The G protein-coupled estrogen receptor (GPER) plays a role in estrogen-mediated neuroprotection and has been considered a potential therapeutic target for treating various neurological diseases. It is increasingly recognized that sex is a biological variable affecting treatment outcomes and efficacy, and that neuroinflammation is a key secondary injury mechanism following brain injury, though it is unknown whether the neuroprotective effects exerted by GPER involve modulation of inflammatory processes. The aim of this study was to investigate whether activation of GPER has a sex-dependent effect on neuroinflammation following traumatic brain injury (TBI), a sexually dimorphic disease. In male and ovariectomized (OVX) female rats, the GPER agonist, G1, inhibited the upregulated expression of pro-inflammatory cytokines (IL-1ß, IL-6, and TNF-α), increased the expression of the anti-inflammatory cytokine IL-4, and shifted microglia/macrophage polarization toward the M2 phenotype. In gonadally-intact females, G1 caused more pro-inflammatory (IL-6 and TNF-α) and less anti-inflammatory cytokine (IL-4) production, without altering microglia/macrophage polarization.
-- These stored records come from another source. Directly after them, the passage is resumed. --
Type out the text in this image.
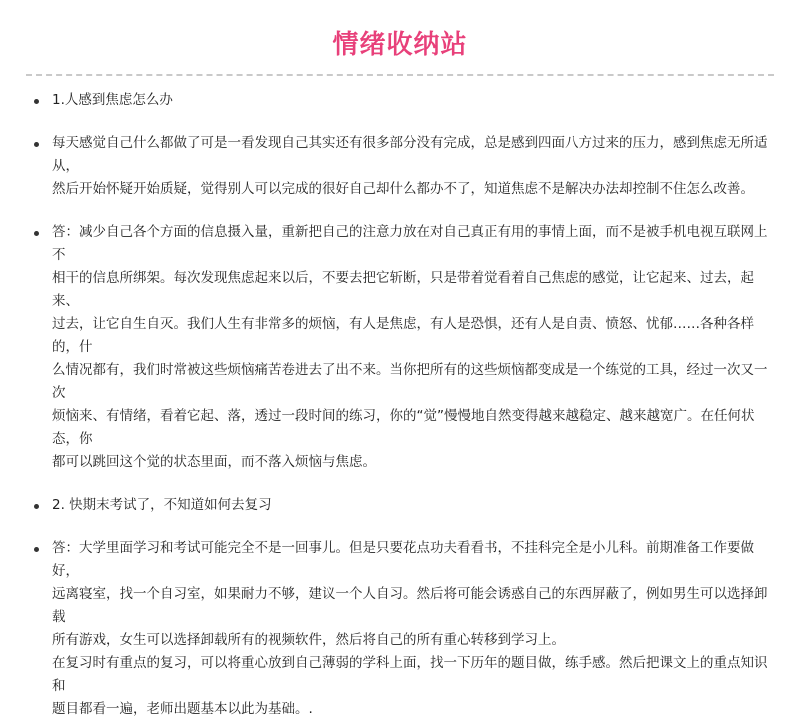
情绪收纳站
1.人感到焦虑怎么办
每天感觉自己什么都做了可是一看发现自己其实还有很多部分没有完成，总是感到四面八方过来的压力，感到焦虑无所适从，
然后开始怀疑开始质疑，觉得别人可以完成的很好自己却什么都办不了，知道焦虑不是解决办法却控制不住怎么改善。
答：减少自己各个方面的信息摄入量，重新把自己的注意力放在对自己真正有用的事情上面，而不是被手机电视互联网上不
相干的信息所绑架。每次发现焦虑起来以后，不要去把它斩断，只是带着觉看着自己焦虑的感觉，让它起来、过去，起来、
过去，让它自生自灭。我们人生有非常多的烦恼，有人是焦虑，有人是恐惧，还有人是自责、愤怒、忧郁……各种各样的，什
么情况都有，我们时常被这些烦恼痛苦卷进去了出不来。当你把所有的这些烦恼都变成是一个练觉的工具，经过一次又一次
烦恼来、有情绪，看着它起、落，透过一段时间的练习，你的“觉”慢慢地自然变得越来越稳定、越来越宽广。在任何状态，你
都可以跳回这个觉的状态里面，而不落入烦恼与焦虑。
2. 快期末考试了，不知道如何去复习
答：大学里面学习和考试可能完全不是一回事儿。但是只要花点功夫看看书，不挂科完全是小儿科。前期准备工作要做好，
远离寝室，找一个自习室，如果耐力不够，建议一个人自习。然后将可能会诱惑自己的东西屏蔽了，例如男生可以选择卸载
所有游戏，女生可以选择卸载所有的视频软件，然后将自己的所有重心转移到学习上。
在复习时有重点的复习，可以将重心放到自己薄弱的学科上面，找一下历年的题目做，练手感。然后把课文上的重点知识和
题目都看一遍，老师出题基本以此为基础。.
Estradiol supplementation blocked the effects of G1 in OVX females. We also found that post-injury GPER expression was increased in males and OVX females but not in intact females. G1 administration increased Akt phosphorylation in males and OVX females, but had no significant effect in intact females, while Akt inhibition blocked the effects of G1 in males and OVX females. These results indicate that G1 exerts anti-inflammatory effects in males and OVX females but not in intact females; these sex-specific effects are dependent on circulating estrogen levels and are partially mediated through Akt signaling. Future studies are needed to elucidate the relevant molecular mechanisms, especially in females. A better understanding of the sex differences in treatment efficacy with GPER agonists may help improve personalized therapeutic strategies for males and pre- and postmenopausal females with TBI.